Animatograph-Iceland-Edition. (House of Parliament/House of Obsession) Destroy Thingvellir, 2005

Installation view: Figura cuncta videntis (the all-seeing eye) | Homage to Christoph Schlingensief, Thyssen-Bornemisza Art Contemporary, Vienna, Austria, 2010
Photo: Michael Strasser | © Bildrecht, Vienna, 2021
Commissions
Collection

Installation with revolving stage, painted wooden walls, scale models, props, printouts, 13 videos (six projections, seven monitors, b/w and colour, sound), sound
Videos with varying durations (from 20 sec to 19 min 42 sec)
Overall dimensions variable
Commissioned and produced by Thyssen-Bornemisza Art Contemporary
Thyssen-Bornemisza Art Contemporary Collection


The German artist, filmmaker, and theater director Christoph Schlingensief developed a mobile revolving stage installation entitled "Animatograph" for the 2005 Reykjavik Arts Festival. This contribution to the Icelandic festival, which was commissioned by Thyssen-Bornemisza Art Contemporary, has been presented for the first time with a performance by Christoph Schlingensief at the Klink og Bank Gallery in Reykjavik on the 14th of May 2005.

"And the earth rifted apart and revealed a gash ... Here at this place, where the New and Old Worlds drift apart at a rate of 8 mm a year, the prototype of the Animatograph comes into being. A soul writer. A walk-on photo plate. An organic body situated between mankind's oldest wish for government (Thingvellir) and the house of ungovernable obsessions (Holmur). Here, on this earth crust fringe, spirits ride our bodies; here the biggest film I'll ever make begins. From this fringe, we will travel the earth, crossing cultural and civilizational rape crime scenes to reach the African underworld in October, to search for the hammer, to make holes in the walls to our neighbors next door, and, after announcing to the world the ostrich egg, to fly to Nepal, and from there to the plastic coffins inside the American twin tomb... A dream I fulfill for myself. For anyone who casts a look at the Animatograph exposes it. And anyone who steps onto it is exposed." – Christoph Schlingensief

Thingvellir, 50 km east of the Iclandic capital Reykjavik, is the place where the oldest existing national parliament convened in 930 AD, situated on the edge of a deep earth crack where the North-American and Eurasian continental plates drift apart several millimeters every year. Here, order and obsession coincide from which the idea of government and the forces of nature emanate. At this magic place, Schlingensief developed his project, the "Animatograph - Iceland Edition. Destroy Thingvellir". His provocative view of the paranoid, claustrophobic, and obsessive inclinations of human nature shows the human torn between good and evil. Man's confrontation with higher powers such as spirits, gods, and mythical heroes is an expression of this struggle in which rituals of purification and symbolical metamorphosis play an important role, too. Schlingensief draws on, and combines, Nordic-European, African and Asian spiritual traditions and interweaves filmic visions of the Wagnerian interpretation of the legend of the Holy Grail with shamanistic traditions and Nordic sagas such as the "Edda".

 
"The Animatograph", a projection apparatus from early film history, combines elements of the visual and performing arts into a new format. The revolving stage construction, an "actionist photo plate", is used both as a recorder and as a film and sound projector. Live interventions are supplemented with overlapping film projections and sound environments.
"And the graves opened, and many bodies of the deceased rose and went from their graves into town, and appeared to many. They laid hold on people and wrapped them in canvas so as to make an image of them."

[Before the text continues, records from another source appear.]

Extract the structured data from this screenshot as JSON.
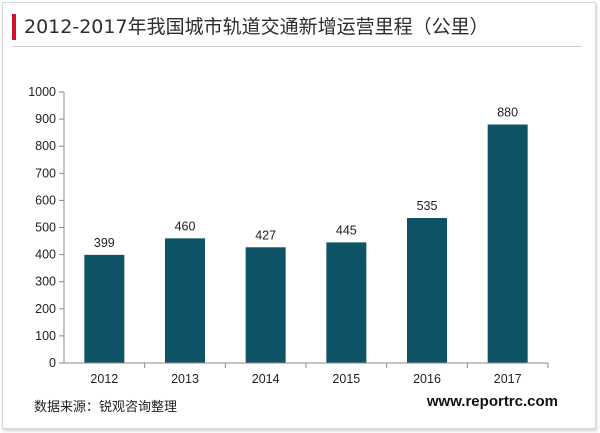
{
  "chart_data": {
    "type": "bar",
    "title": "2012-2017年我国城市轨道交通新增运营里程（公里）",
    "categories": [
      "2012",
      "2013",
      "2014",
      "2015",
      "2016",
      "2017"
    ],
    "values": [
      399,
      460,
      427,
      445,
      535,
      880
    ],
    "ylim": [
      0,
      1000
    ],
    "yticks": [
      0,
      100,
      200,
      300,
      400,
      500,
      600,
      700,
      800,
      900,
      1000
    ],
    "xlabel": "",
    "ylabel": "",
    "grid": false,
    "legend": "none",
    "bar_color": "#0f5466",
    "title_accent_color": "#d2112a"
  },
  "footer": {
    "source": "数据来源：锐观咨询整理",
    "website": "www.reportrc.com"
  }
}
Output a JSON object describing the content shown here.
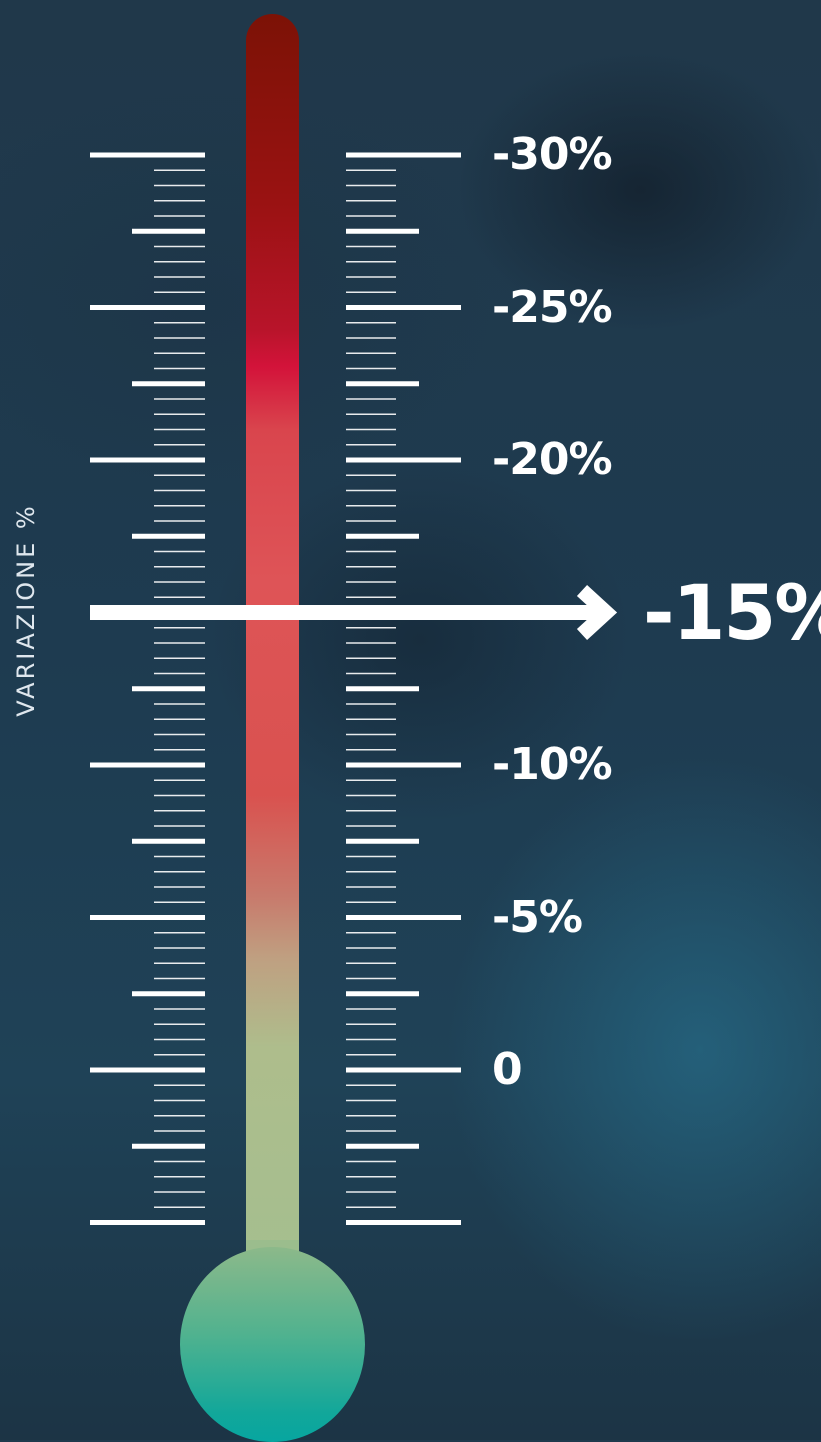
{
  "axis_title": "VARIAZIONE %",
  "scale_labels": [
    {
      "value": -30,
      "text": "-30%"
    },
    {
      "value": -25,
      "text": "-25%"
    },
    {
      "value": -20,
      "text": "-20%"
    },
    {
      "value": -10,
      "text": "-10%"
    },
    {
      "value": -5,
      "text": "-5%"
    },
    {
      "value": 0,
      "text": "0"
    }
  ],
  "pointer": {
    "value": -15,
    "text": "-15%"
  },
  "colors": {
    "top": "#7c1206",
    "hot": "#d3133a",
    "mid": "#de5457",
    "neutral": "#a4bf8f",
    "bulb": "#07a6a0",
    "marks": "#ffffff"
  }
}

"The Animatograph" is based on a series of films, shot on different locations in Iceland in collaboration with local artists, musicians, and (amateur) actors. The performance character of the installation undercuts the usual one-directional communication between actors and audience and involves viewers as participants, renouncing the sole authority of the author with regard to the reading of the work: Schlingensief unfolded the narrative through the use of filmic and media paradigms and saw his project as a living organism, which reloads at every stop along its way.


*1960 in Oberhausen, Germany | † 2010 in Berlin, Germany

Christoph Schlingensief was a German theatre director, performance artist and filmmaker. Starting as an independent underground filmmaker, Schlingensief later staged productions for theatres and festivals, often accompanied by public controversies. Already as a young man Schlingensief had organized art events in the cellar of his parents' house, and local artists such as Helge Schneider or Theo Jörgensmann performed in his early short films. He considered himself a 'provocatively thoughtful' artist. He created numerous controversial and provocative theatre pieces as well as films, his former mentor being filmmaker and media artist Werner Nekes.